The lawsuit, first filed in October 2019, alleges that veteran cryptocurrency exchange Bitfinex and its sister company Tether inflated the supply of Tether’s USDT stablecoin without proper US dollar backing to drive up crypto prices during 2017’s all-time high. The suit is on behalf of investors who purchased crypto assets at what they believe are artificially inflated prices.
The Plaintiffs have requested that the Court award reasonable costs of suit, pre- and post-judgment interest, and reasonable attorneys’ fees.
Bittrex and Poloniex embroiled
The lawsuit claims that Tether “issued billions of USDT to itself with no U.S. dollar backing— simply creating the USDT out of thin air.” The USDT was used to purchase crypto assets causing prices “to spike far above their legitimate value in the largest bubble in human history, and ultimately resulting in billions of dollars of damage to innocent crypto commodity purchasers”.

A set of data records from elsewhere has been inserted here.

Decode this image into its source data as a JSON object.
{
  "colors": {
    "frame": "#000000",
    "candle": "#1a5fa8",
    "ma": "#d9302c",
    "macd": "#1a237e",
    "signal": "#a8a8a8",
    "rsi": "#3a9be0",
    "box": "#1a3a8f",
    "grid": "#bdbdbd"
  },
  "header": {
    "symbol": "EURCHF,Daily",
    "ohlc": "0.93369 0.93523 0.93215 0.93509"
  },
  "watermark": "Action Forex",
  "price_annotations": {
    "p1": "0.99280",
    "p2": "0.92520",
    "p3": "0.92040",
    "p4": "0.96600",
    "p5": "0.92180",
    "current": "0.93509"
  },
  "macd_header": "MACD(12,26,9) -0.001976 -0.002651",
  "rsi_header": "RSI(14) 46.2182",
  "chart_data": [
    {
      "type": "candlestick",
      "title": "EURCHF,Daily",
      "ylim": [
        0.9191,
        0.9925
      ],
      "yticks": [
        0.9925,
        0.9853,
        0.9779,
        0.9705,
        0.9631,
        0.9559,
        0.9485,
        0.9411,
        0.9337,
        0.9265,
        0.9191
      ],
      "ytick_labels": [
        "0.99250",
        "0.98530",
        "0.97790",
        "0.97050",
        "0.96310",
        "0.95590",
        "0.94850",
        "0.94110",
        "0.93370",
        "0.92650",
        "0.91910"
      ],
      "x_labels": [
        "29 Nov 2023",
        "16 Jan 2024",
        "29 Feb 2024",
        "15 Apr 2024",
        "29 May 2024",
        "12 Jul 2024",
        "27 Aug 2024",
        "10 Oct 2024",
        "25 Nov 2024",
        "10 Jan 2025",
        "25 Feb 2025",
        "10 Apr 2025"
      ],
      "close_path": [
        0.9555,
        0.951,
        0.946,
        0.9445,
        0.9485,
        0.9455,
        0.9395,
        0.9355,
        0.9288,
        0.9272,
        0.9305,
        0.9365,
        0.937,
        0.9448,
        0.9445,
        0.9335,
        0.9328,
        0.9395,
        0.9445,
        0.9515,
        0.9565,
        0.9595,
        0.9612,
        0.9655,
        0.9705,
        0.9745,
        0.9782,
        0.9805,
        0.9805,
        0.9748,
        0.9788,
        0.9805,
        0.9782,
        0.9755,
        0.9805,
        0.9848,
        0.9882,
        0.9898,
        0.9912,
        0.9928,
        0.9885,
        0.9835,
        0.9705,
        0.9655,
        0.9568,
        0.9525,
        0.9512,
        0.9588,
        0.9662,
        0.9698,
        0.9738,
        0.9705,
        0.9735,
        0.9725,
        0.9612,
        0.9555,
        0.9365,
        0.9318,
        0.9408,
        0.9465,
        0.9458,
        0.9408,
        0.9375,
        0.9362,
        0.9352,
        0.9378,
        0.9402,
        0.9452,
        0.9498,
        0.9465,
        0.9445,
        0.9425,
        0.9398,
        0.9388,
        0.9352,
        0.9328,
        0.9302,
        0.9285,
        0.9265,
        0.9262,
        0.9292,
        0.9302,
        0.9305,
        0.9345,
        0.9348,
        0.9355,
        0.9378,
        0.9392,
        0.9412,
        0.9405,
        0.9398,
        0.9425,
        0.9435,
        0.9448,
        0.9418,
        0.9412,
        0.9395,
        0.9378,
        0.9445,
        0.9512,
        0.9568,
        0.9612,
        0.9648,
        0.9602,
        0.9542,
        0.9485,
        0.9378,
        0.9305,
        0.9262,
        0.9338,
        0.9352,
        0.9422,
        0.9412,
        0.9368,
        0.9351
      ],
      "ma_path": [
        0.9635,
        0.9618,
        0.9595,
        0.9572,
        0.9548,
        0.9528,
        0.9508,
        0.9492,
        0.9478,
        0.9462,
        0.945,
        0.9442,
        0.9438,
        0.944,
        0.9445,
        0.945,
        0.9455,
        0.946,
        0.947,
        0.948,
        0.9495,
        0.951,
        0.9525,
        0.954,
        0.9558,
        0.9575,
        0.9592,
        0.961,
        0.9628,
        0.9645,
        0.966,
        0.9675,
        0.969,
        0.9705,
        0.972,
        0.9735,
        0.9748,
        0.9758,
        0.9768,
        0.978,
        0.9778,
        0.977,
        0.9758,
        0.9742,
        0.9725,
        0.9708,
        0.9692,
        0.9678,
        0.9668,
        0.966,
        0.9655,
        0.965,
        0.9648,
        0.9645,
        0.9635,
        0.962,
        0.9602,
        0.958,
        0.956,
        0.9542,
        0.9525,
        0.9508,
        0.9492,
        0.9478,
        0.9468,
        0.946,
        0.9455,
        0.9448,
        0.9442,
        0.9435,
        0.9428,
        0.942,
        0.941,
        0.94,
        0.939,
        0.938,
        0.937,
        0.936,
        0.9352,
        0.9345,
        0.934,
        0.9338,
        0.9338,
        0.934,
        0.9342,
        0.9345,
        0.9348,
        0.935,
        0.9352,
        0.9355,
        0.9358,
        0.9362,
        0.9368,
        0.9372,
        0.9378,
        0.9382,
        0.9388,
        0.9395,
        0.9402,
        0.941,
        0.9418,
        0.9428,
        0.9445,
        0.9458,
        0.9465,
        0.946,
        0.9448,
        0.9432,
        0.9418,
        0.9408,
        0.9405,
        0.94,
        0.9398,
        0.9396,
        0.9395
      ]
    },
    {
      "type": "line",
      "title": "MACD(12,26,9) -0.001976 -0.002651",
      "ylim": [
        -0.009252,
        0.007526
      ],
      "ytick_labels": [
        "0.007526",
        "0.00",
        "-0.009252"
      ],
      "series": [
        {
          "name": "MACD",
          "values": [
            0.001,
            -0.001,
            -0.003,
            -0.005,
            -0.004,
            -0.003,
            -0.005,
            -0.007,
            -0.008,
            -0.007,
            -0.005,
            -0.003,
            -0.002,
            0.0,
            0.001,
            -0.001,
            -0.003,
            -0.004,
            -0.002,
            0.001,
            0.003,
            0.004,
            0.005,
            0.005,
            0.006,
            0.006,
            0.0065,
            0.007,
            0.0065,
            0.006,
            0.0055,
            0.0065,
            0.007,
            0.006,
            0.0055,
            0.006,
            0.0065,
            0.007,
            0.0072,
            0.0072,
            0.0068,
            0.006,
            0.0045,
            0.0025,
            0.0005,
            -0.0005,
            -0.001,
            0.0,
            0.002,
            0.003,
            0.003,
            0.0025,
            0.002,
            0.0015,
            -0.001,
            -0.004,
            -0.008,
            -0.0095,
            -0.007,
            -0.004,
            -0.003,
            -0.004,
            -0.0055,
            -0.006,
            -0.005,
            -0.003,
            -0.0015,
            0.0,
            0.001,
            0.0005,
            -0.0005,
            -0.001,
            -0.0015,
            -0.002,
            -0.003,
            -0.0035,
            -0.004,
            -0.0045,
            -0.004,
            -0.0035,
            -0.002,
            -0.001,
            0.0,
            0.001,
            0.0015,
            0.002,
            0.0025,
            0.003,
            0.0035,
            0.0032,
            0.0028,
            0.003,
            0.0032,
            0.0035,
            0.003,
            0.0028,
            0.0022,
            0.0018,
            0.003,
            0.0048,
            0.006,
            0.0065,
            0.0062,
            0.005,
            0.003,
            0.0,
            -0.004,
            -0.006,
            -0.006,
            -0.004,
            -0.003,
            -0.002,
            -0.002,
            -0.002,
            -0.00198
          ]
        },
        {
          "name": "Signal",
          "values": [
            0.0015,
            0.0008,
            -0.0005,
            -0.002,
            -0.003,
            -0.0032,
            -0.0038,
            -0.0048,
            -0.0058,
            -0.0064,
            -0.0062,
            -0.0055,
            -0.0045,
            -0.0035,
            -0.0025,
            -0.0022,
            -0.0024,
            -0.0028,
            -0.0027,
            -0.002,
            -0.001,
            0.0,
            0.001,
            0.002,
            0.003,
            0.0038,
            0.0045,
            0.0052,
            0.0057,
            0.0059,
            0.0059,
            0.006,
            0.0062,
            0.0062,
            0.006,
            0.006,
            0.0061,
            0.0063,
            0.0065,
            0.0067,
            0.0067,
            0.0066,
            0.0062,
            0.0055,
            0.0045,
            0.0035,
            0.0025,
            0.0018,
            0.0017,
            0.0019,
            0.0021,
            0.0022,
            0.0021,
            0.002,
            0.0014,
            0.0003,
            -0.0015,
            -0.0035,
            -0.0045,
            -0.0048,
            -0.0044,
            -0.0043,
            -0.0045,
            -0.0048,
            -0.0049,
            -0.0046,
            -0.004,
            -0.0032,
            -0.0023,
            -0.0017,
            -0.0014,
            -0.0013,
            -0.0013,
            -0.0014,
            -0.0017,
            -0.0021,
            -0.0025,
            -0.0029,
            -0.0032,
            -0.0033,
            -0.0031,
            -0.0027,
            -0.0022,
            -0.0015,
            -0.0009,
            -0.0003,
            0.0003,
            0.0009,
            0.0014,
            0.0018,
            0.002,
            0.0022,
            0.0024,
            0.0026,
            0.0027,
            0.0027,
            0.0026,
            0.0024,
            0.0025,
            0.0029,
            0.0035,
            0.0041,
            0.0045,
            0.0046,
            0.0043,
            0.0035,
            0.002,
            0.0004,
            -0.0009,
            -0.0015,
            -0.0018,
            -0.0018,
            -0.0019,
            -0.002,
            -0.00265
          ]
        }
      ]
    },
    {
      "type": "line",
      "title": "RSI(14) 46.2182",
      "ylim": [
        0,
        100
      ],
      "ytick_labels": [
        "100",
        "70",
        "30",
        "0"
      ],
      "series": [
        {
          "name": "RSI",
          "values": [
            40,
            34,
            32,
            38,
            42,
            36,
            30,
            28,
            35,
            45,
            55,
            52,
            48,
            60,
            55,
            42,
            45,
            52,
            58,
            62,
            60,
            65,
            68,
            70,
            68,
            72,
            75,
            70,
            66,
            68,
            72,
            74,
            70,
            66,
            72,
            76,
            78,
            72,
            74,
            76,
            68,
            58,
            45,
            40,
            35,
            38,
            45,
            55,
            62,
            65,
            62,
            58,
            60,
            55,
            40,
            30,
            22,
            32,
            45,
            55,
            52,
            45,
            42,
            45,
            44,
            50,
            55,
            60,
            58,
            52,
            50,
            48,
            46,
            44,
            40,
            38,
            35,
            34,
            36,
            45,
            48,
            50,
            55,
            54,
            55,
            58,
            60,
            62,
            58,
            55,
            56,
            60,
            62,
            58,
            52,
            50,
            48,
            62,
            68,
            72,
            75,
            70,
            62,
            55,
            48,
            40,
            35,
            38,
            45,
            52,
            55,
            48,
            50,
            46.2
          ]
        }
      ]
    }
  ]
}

The amended filing alleges that the altcoin-focused exchanges Bittrex and Poloniex were also in on the scheme, facilitating the coordination of enormous buy orders across multiple exchanges to create the illusion of fresh liquidity flooding into the markets. The complaint states:
“With the willing assistance of Bittrex, Inc. (“Bittrex”) and Poloniex LLC (“Poloniex”), two other crypto-exchanges, Bitfinex and Tether used fraudulently issued USDT to make strategically timed, massive purchases of cryptocommodities just when the price of those commodities was falling.”
The filing notes the exchanges “worked closely with Tether and adopted its guarantee that each USDT is backed by one U.S. dollar” and said that their USDT listings allowed them to quickly rank among the industry’s largest exchanges.
Plaintiff continues to trade
Despite asserting that Tether-fuelled manipulation is rife across the crypto markets, one of the five plaintiffs, Pinchas Goldshtein of Miami, Florida, appears to still be trading.
The amended suit claims that Goldshtein suffered economic losses as a result of purchasing 629 Bitcoin (BTC) futures contracts between January 16, 2018, and June 3, 2020 — suggesting that Goldshtein was making trades on the same day that the filing was submitted.